The multiple that investors are willing to pay in the future is essentially a guesstimate, as even investors themselves do not know how they will feel a year from now.
“We look at what investors had paid so far and extrapolate what they might pay in future. But it’s truly a wild card. Multiple expansion and multiple contraction for no good reason can and does happen,” said Karyn Cavanaugh, senior market strategist at Voya Financial.
Cavanaugh is among market strategists who issue outlooks with specific targets for the S&P 500, but she cautions that these forecasts should be taken as a guideline, not as a rule.
“Forecasts that say the S&P 500 will be at a certain target is a way to tell investors to stay invested in the market,” said Cavanaugh.
The fundamental analysis and trends that people can spot in data has a great value of explaining the current situation, but rarely results in accurate market predictions, according to Star Capital, Germany-based asset manager, which stressed that banks’ forecasts are almost always positive.
“Banks’ forecasts are not more precise than assuming a constant yearly stock market return of 9%. This result remains true for every arbitrarily chosen return between 7% and 19%,” said Star Capital, as shown in the following chart.
“Taken into account that the average error of analysts’ 12-month forward EPS forecasts since 1973 is 30%, nearly any company value — and hence any stock value — could be justified based on discounted cash flow models,” they said, in a note. “Thus, we avoid predicting short-term earnings.”
Finally, they present a chart that shows a possible range for the S&P 500 based on the last 130 years of a comparable valuation and returns during the subsequent 15 years.
Based on the historical experience, there is an 80% chance the S&P 500 will trade between 2,500 and 9,200 points in 2031 and 50% chance it will trade between 3,200 and 6,100 points.
Shorter term, it’s likely that the S&P 500 could be trading anywhere between 1,500 to 4,100 over the next three years, according to Star Capital.
This chart basically means that guessing where the S&P 500 will be by the end of the next year is just that: a guess.

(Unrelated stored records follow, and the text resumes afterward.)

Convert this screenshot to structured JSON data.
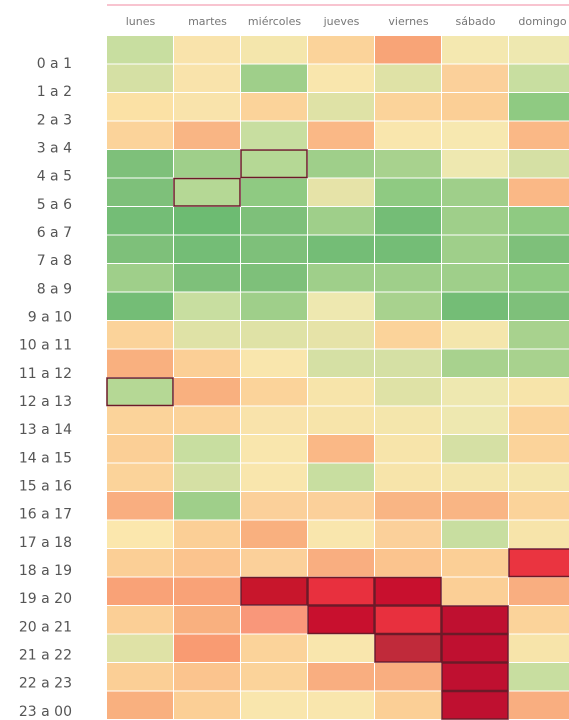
{
  "chart_data": {
    "type": "heatmap",
    "columns": [
      "lunes",
      "martes",
      "miércoles",
      "jueves",
      "viernes",
      "sábado",
      "domingo"
    ],
    "rows": [
      "0 a 1",
      "1 a 2",
      "2 a 3",
      "3 a 4",
      "4 a 5",
      "5 a 6",
      "6 a 7",
      "7 a 8",
      "8 a 9",
      "9 a 10",
      "10 a 11",
      "11 a 12",
      "12 a 13",
      "13 a 14",
      "14 a 15",
      "15 a 16",
      "16 a 17",
      "17 a 18",
      "18 a 19",
      "19 a 20",
      "20 a 21",
      "21 a 22",
      "22 a 23",
      "23 a 00"
    ],
    "cell_colors": [
      [
        "#c8dea0",
        "#f9e3ab",
        "#f4e6ac",
        "#fbd39a",
        "#f8a477",
        "#f4e8b0",
        "#eee8b0"
      ],
      [
        "#d5e0a4",
        "#f9e3ab",
        "#9fcf8a",
        "#f9e6ad",
        "#dfe2a6",
        "#fbd09a",
        "#c8dea0"
      ],
      [
        "#fbe1a5",
        "#f9e3ab",
        "#fbd39a",
        "#dfe2a6",
        "#fbd39a",
        "#fbcf96",
        "#8fca82"
      ],
      [
        "#fbd39a",
        "#f9b584",
        "#c8dea0",
        "#fab886",
        "#f9e6ad",
        "#f7e8b0",
        "#fab886"
      ],
      [
        "#7ec07a",
        "#9fcf8a",
        "#b5d895",
        "#9fcf8a",
        "#a8d28e",
        "#eee8b0",
        "#d5e0a4"
      ],
      [
        "#7ec07a",
        "#b5d895",
        "#8fca82",
        "#e6e3a8",
        "#8fca82",
        "#9fcf8a",
        "#fab886"
      ],
      [
        "#74bd76",
        "#6dbb72",
        "#7ec07a",
        "#9fcf8a",
        "#74bd76",
        "#9fcf8a",
        "#8fca82"
      ],
      [
        "#7ec07a",
        "#74bd76",
        "#7ec07a",
        "#74bd76",
        "#74bd76",
        "#9fcf8a",
        "#7ec07a"
      ],
      [
        "#9fcf8a",
        "#7ec07a",
        "#7ec07a",
        "#9fcf8a",
        "#9fcf8a",
        "#9fcf8a",
        "#8fca82"
      ],
      [
        "#74bd76",
        "#c8dea0",
        "#9fcf8a",
        "#eee8b0",
        "#a8d28e",
        "#74bd76",
        "#7ec07a"
      ],
      [
        "#fbd39a",
        "#dfe2a6",
        "#dfe2a6",
        "#e6e3a8",
        "#fbd39a",
        "#f4e6ac",
        "#a8d28e"
      ],
      [
        "#f9b07f",
        "#fbcf96",
        "#f9e6ad",
        "#d5e0a4",
        "#d5e0a4",
        "#a8d28e",
        "#a8d28e"
      ],
      [
        "#b5d895",
        "#f9b07f",
        "#fbd39a",
        "#f7e4aa",
        "#dfe2a6",
        "#eee8b0",
        "#f7e4aa"
      ],
      [
        "#fbd39a",
        "#fbd39a",
        "#f9e3ab",
        "#f7e4aa",
        "#f4e6ac",
        "#eee8b0",
        "#fbd39a"
      ],
      [
        "#fbcf96",
        "#c8dea0",
        "#f9e6ad",
        "#fab886",
        "#f7e4aa",
        "#d5e0a4",
        "#fbd39a"
      ],
      [
        "#fbd39a",
        "#d5e0a4",
        "#f9e6ad",
        "#c8dea0",
        "#f7e4aa",
        "#f4e6ac",
        "#f4e6ac"
      ],
      [
        "#f9ae80",
        "#9fcf8a",
        "#fbd09a",
        "#fbd09a",
        "#f9b584",
        "#f9b584",
        "#fbd39a"
      ],
      [
        "#fbe7ad",
        "#fbcf96",
        "#f9b07f",
        "#f9e6ad",
        "#fbd09a",
        "#c8dea0",
        "#f7e4aa"
      ],
      [
        "#fbcf96",
        "#fbc48e",
        "#fbd09a",
        "#f9ae80",
        "#fbc48e",
        "#fbcf96",
        "#ea3440"
      ],
      [
        "#f9a277",
        "#f9a277",
        "#c8162c",
        "#e8303e",
        "#c8102e",
        "#fbcf96",
        "#f9ae80"
      ],
      [
        "#fbcf96",
        "#f9b07f",
        "#f9977a",
        "#c8102e",
        "#e8303e",
        "#bf1030",
        "#fbd39a"
      ],
      [
        "#dfe2a6",
        "#f99b72",
        "#fbd39a",
        "#f9e6ad",
        "#c02a3a",
        "#bf1030",
        "#f7e4aa"
      ],
      [
        "#fbcf96",
        "#fbc48e",
        "#fbd39a",
        "#f9ae80",
        "#f9ae80",
        "#bf1030",
        "#c8dea0"
      ],
      [
        "#f9b07f",
        "#fbcf96",
        "#f9e6ad",
        "#f9e6ad",
        "#fbcf96",
        "#bf1030",
        "#f9ae80"
      ]
    ]
  }
}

Even if you have a good grasp of where interest rates, the dollar, oil prices and monetary or fiscal policies round the globe could stand, and you can foresee all geopolitical risks, your chances of accurately predicting investors’ collective behavior are rather slim.
So, if banks miss their own forecasts all the time, why do they still bother predicting markets?
Seemingly, because people still want them, according to Ben Carlson, director of institutional asset management at Ritholtz Wealth Management LLC.
“The worst kind of forecast is the binary one, like ‘sell everything’ or ‘buy everything’ types of calls,” Carlson said.
“But the forecasts that give you a base rate and a range of outcomes is probably a lot more useful for making decisions on allocations,” he said.
While sell-side analysts almost always miss their own forecasts, investing in stocks based on their buy or sell recommendation is unfruitful, according to a study by Intertrader, U.K.-based spread betting firm.
The firm built a model portfolio of a “hot” stocks in 2015, buying and holding a given listing following a buy recommendation.
Such a strategy would on average net an investor a mere 0.8% annual gain before transaction costs, which would make leaving the same money in a bank for a year, assuming a 3% return, appear to be the safer bet.
Ritholtz’s Carlson suggested that investors always prepare for a range of outcomes based on where the markets are at any given point in time.
“Investors should look at their portfolio and ask ‘How will my portfolio perform under such and such scenario and what are the probabilities of that happening?’ In fact, how you are allocated, in a way, is a forecast,” he said.